I was going to buy an old crate for $50.
It said DYNAMITE on the side
And I was going to put it in my bathroom
To hold magazines.
But a minute later I forgot why it was a good idea.
The chairs were better to look at.
They winced and complained when sat on,
As if it were your idea.
But everything was beautiful because it was old,
Because the paint had long since abandoned its claim
And the handles had yielded their shape
To the intruding fingers;
The table tops polished and scarred and polished
By the same wandering hands,
By dishes, books, pocket change.
A great mottled cabinet stood sturdy and proud,
But whined and grunted as I opened it,
As if I had woken it from much-needed sleep
And called on it to perform.
I know, cabinet, I thought.
We’re not so different.
I’m not as strong as I look either.
You’ll stand unmolested in my kitchen.
We’ll get along; we’ll lie for each other.
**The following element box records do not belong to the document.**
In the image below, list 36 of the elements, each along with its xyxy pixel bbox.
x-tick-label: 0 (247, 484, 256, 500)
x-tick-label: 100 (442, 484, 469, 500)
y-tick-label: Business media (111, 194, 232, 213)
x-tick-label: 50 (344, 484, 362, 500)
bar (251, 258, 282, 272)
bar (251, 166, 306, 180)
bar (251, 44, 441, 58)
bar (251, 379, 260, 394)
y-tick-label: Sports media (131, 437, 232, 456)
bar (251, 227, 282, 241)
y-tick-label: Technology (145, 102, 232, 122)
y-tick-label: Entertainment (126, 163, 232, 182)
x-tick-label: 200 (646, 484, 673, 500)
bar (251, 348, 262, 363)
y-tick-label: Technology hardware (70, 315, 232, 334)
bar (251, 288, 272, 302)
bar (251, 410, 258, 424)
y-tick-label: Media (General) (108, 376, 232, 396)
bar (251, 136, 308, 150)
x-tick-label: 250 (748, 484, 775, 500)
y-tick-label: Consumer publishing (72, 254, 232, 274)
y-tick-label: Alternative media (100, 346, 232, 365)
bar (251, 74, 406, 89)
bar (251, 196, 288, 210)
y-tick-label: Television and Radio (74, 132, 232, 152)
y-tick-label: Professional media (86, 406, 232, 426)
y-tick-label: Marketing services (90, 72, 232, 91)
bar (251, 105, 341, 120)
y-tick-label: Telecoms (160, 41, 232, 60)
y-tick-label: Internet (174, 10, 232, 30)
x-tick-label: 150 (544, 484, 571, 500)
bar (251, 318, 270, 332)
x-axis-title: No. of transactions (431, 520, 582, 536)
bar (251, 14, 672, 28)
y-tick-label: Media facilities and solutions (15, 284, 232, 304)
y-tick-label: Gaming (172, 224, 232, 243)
I looked at the price and walked away,
Forgetting it needed me.
I can’t afford that much history.
It’s all better anyway, because it’s old,
All differently, separately old.
I wanted to remain,
To volunteer my atoms into the dust,
Submit my consciousness to other times
And try pieces of them all.
It’s not right that we can remember just one.
I could enroll my own history in this school,
Brush off the unpracticed lessons
Under lamps that wait tangled in corners.
In the end I bought a narrow cabinet, mostly green,
Pretending to be ancient and feigning purpose.
It leans away from my window, ashamed.